Alicia only snarled in response. She turned her eyes from the screen where Keita's face still begged her to relent. She closed her ears to his voice, and deep at her very core, where even she could no longer hear it, a lost soul sobbed in torment. She locked her attention on Orbit One, ignoring the SLAMs still flashing towards her. All that mattered was that distant sphere of battle steel. Her smoking bloodlust craved the destruction to come-and the last, dying fragment of the person she once had been embraced it as her only escape from what she had become.

* * *

"She's not breaking off," Tannis whispered, and Keita nodded. Ten minutes had passed since Alicia must have received their message, and Megaira held her course unflinchingly. He glanced at the plot. The dispatch boat had crossed Soisson's orbit eleven minutes ago, and the range to Megaira had fallen to thirty light-minutes. The handful of warships in the system were converging on the alpha-synth, but none of them could reach her in time.

He closed his eyes, then turned to the dispatch boat's commander.

"I need two volunteers. One in the engine room and one on the helm. Put the rest of your people into your shuttle and get out of here."
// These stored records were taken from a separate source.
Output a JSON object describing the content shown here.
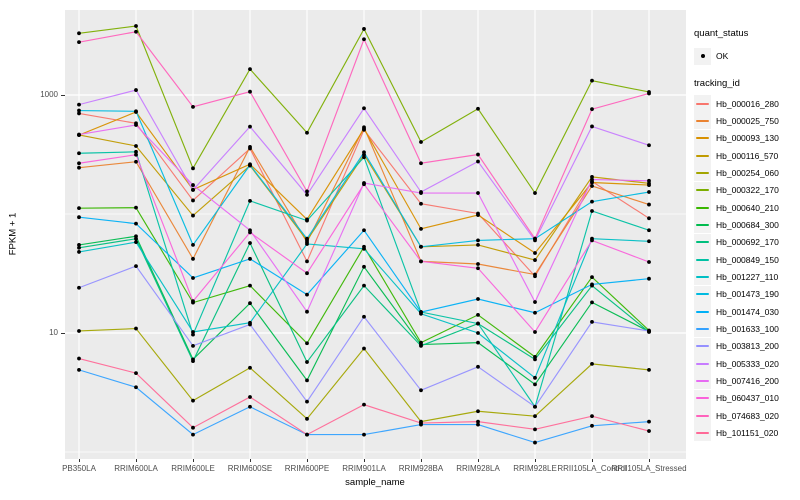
{
  "figure": {
    "y_axis_title": "FPKM + 1",
    "x_axis_title": "sample_name",
    "colors": {
      "panel_bg": "#EBEBEB",
      "grid": "#FFFFFF",
      "axis_text": "#4D4D4D",
      "tick_mark": "#333333",
      "legend_key_bg": "#F2F2F2",
      "point": "#000000"
    }
  },
  "legend": {
    "quant_status_title": "quant_status",
    "quant_status_items": [
      {
        "label": "OK",
        "marker": "black-point"
      }
    ],
    "tracking_id_title": "tracking_id"
  },
  "chart_data": {
    "type": "line",
    "title": "",
    "xlabel": "sample_name",
    "ylabel": "FPKM + 1",
    "y_scale": "log10",
    "ylim": [
      0.85,
      5200
    ],
    "grid": true,
    "legend_position": "right",
    "point_marker": "black dot (quant_status OK)",
    "y_ticks": [
      {
        "label": "1000",
        "value": 1000
      },
      {
        "label": "10",
        "value": 10
      }
    ],
    "y_minor_gridlines": [
      100,
      1
    ],
    "categories": [
      "PB350LA",
      "RRIM600LA",
      "RRIM600LE",
      "RRIM600SE",
      "RRIM600PE",
      "RRIM901LA",
      "RRIM928BA",
      "RRIM928LA",
      "RRIM928LE",
      "RRII105LA_Control",
      "RRII105LA_Stressed"
    ],
    "series": [
      {
        "name": "Hb_000016_280",
        "color": "#F8766D",
        "values": [
          700,
          578,
          130,
          355,
          40,
          510,
          122,
          101,
          30,
          188,
          92
        ]
      },
      {
        "name": "Hb_000025_750",
        "color": "#EA8331",
        "values": [
          245,
          275,
          42,
          366,
          58,
          535,
          40,
          38,
          31,
          172,
          120
        ]
      },
      {
        "name": "Hb_000093_130",
        "color": "#D89000",
        "values": [
          460,
          720,
          160,
          262,
          90,
          520,
          75,
          98,
          47,
          184,
          175
        ]
      },
      {
        "name": "Hb_000116_570",
        "color": "#C09B00",
        "values": [
          462,
          373,
          97,
          255,
          60,
          315,
          53,
          55,
          41,
          205,
          181
        ]
      },
      {
        "name": "Hb_000254_060",
        "color": "#A3A500",
        "values": [
          10.4,
          10.9,
          2.7,
          5.1,
          1.9,
          7.4,
          1.8,
          2.2,
          2.0,
          5.5,
          4.9
        ]
      },
      {
        "name": "Hb_000322_170",
        "color": "#7CAE00",
        "values": [
          3300,
          3800,
          242,
          1650,
          482,
          3590,
          403,
          766,
          150,
          1320,
          1060
        ]
      },
      {
        "name": "Hb_000640_210",
        "color": "#39B600",
        "values": [
          112,
          113,
          18,
          25,
          8.2,
          53,
          8.3,
          14.2,
          6.3,
          29.5,
          10.5
        ]
      },
      {
        "name": "Hb_000684_300",
        "color": "#00BB4E",
        "values": [
          55,
          65,
          6.0,
          17.8,
          4.0,
          36,
          8.0,
          8.3,
          3.7,
          18.1,
          10.3
        ]
      },
      {
        "name": "Hb_000692_170",
        "color": "#00BF7D",
        "values": [
          52,
          62,
          5.8,
          57,
          5.7,
          25,
          7.8,
          12.0,
          6.0,
          25,
          10.2
        ]
      },
      {
        "name": "Hb_000849_150",
        "color": "#00C1A3",
        "values": [
          324,
          333,
          9.7,
          129,
          88,
          300,
          15,
          12,
          2.4,
          106,
          73
        ]
      },
      {
        "name": "Hb_001227_110",
        "color": "#00BFC4",
        "values": [
          48,
          58,
          10.2,
          12.2,
          56,
          51,
          14.5,
          10,
          4.2,
          62,
          59
        ]
      },
      {
        "name": "Hb_001473_190",
        "color": "#00BAE0",
        "values": [
          740,
          730,
          55,
          258,
          62,
          330,
          53,
          60,
          62,
          127,
          153
        ]
      },
      {
        "name": "Hb_001474_030",
        "color": "#00B0F6",
        "values": [
          94,
          83,
          29,
          42,
          21,
          73,
          15,
          19.3,
          14.8,
          25.6,
          28.6
        ]
      },
      {
        "name": "Hb_001633_100",
        "color": "#35A2FF",
        "values": [
          4.9,
          3.5,
          1.4,
          2.4,
          1.4,
          1.4,
          1.7,
          1.7,
          1.2,
          1.66,
          1.8
        ]
      },
      {
        "name": "Hb_003813_200",
        "color": "#9590FF",
        "values": [
          24,
          36.5,
          7.8,
          11.8,
          2.65,
          13.7,
          3.3,
          5.2,
          2.4,
          12.4,
          10.4
        ]
      },
      {
        "name": "Hb_005333_020",
        "color": "#C77CFF",
        "values": [
          830,
          1100,
          159,
          542,
          145,
          773,
          153,
          276,
          60,
          544,
          378
        ]
      },
      {
        "name": "Hb_007416_200",
        "color": "#E76BF3",
        "values": [
          465,
          560,
          175,
          73,
          15.1,
          182,
          150,
          150,
          18.2,
          195,
          190
        ]
      },
      {
        "name": "Hb_060437_010",
        "color": "#FA62DB",
        "values": [
          267,
          315,
          18.5,
          70,
          31.8,
          178,
          40,
          35,
          10.2,
          60,
          39.5
        ]
      },
      {
        "name": "Hb_074683_020",
        "color": "#FF62BC",
        "values": [
          2780,
          3400,
          795,
          1066,
          155,
          2940,
          267,
          316,
          62,
          760,
          1030
        ]
      },
      {
        "name": "Hb_101151_020",
        "color": "#FF6A98",
        "values": [
          6.1,
          4.6,
          1.6,
          2.9,
          1.4,
          2.5,
          1.75,
          1.8,
          1.55,
          2.0,
          1.5
        ]
      }
    ]
  }
}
The lieutenant looked up in confusion, but Ben Belkassem understood.

"I'm a pretty fair helmsman, Sir Arthur," he said.

"What-?"

Tannis broke off, eyes widening, and stared mutely at Keita. The brigadier gazed back, sad eyes unflinching, and she bit her lip.

"Go with them, Tannis," he said gently.

"No. Let me talk to her! I can stop her-I know I can!"

"There's no time … and there's only one shuttle. If you don't leave now, you can't leave at all."

"I know," she said, and he started to make it an order, then sighed.